Here is a summary of each:
Fixed-rate mortgage (FRM)
An FRM offers a constant rate of interest for the whole period of the loan. This makes your monthly payments stable and predictable, which can assist you in budgeting the cost of your house. It might be better suited for those who like stability and dislike surprises when dealing with monthly bills.
Adjustable-rate mortgage (ARM)
ARM can also charge a lower start interest rate compared to the FRMs. However, with this loan arrangement, the periodic change in an interest rate causes a change in your monthly repayment amount that would be risky on your tight budgets or in instances where you loathe uncertainty with costs. Conversely, if you are selling before the rate does significantly change you might want the ARM.
This will all depend on your situation and how much risk you can take. You will have to see your goals for your money, how long you will likely be in your home, and how comfortable you are with potential fluctuations in payment.
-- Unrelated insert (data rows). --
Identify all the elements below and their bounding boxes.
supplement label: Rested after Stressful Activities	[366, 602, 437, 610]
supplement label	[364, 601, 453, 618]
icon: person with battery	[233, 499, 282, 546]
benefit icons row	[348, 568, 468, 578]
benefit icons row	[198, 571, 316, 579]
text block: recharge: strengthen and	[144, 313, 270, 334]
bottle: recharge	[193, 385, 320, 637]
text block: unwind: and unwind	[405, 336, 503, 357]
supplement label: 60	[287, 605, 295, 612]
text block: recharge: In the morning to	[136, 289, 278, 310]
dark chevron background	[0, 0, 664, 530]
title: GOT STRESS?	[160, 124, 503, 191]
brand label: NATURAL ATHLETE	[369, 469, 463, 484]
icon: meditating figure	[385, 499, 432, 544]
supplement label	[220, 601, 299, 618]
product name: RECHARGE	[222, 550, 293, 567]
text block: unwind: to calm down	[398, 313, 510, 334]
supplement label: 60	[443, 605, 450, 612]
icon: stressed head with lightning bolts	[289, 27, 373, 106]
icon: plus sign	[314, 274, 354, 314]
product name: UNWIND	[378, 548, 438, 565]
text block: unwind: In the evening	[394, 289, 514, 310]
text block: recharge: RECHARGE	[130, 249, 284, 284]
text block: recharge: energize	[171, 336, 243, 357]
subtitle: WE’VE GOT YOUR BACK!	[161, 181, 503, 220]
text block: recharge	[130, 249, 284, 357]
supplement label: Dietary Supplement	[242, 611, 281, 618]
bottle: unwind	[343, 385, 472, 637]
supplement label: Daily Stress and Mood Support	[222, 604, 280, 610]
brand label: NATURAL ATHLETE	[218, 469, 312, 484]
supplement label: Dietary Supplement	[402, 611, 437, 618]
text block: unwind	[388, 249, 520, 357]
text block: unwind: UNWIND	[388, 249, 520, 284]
Saving money through a lower interest rate
The best way to save money is by getting a lower interest rate on your mortgage. Here’s how this works for you:
You pay less in interest.
The reduction in the interest rate automatically results in great saving on the overall interest that you pay through your loan in your lifetime. This slight decline in the interest rate can actually be a massive saving in the long run.
Accelerated growth in equity
More and more money in your monthly payments will go towards less interest on the house, growing your equity. That is how the acceleration of growth for your house builds strength into your financial security.
Even though refinancing can be such an attractive proposition in cutting the interest rates, closing fees, which may crop up from closing, must not be forgotten either since they have a tendency to suck into probable savings from dropping the interest rates. Careful analysis of figures must be considered before deciding if really, after all, refinancing does work for the case.
Conclusion
Refinancing the mortgage loan is exactly how one should relocate the mortgage to better fit current needs. Some of the possible gains for refinancing your mortgage include forming equity faster, cutting your monthly payment, or even fixing a more stable interest rate. However, in this scenario, long-term consequences or costs associated with refinancing must be considered prior to making the final decision. A financial advisor will be able to determine whether or not refinancing is the proper strategy to achieve your financial objectives and unlock long-term financial peace of mind.
About the Author
Alex Powell has over ten years of experience as a financial advisor to date. He is currently specialized in helping homeowners refinance so they may take advantage of the financial stability. Because Alex has expertise concerning mortgage strategy, he learns how to advise each client according to his goal. Outside of the office, Alex enjoys reading, hiking, and immersing himself in other cultures around the world.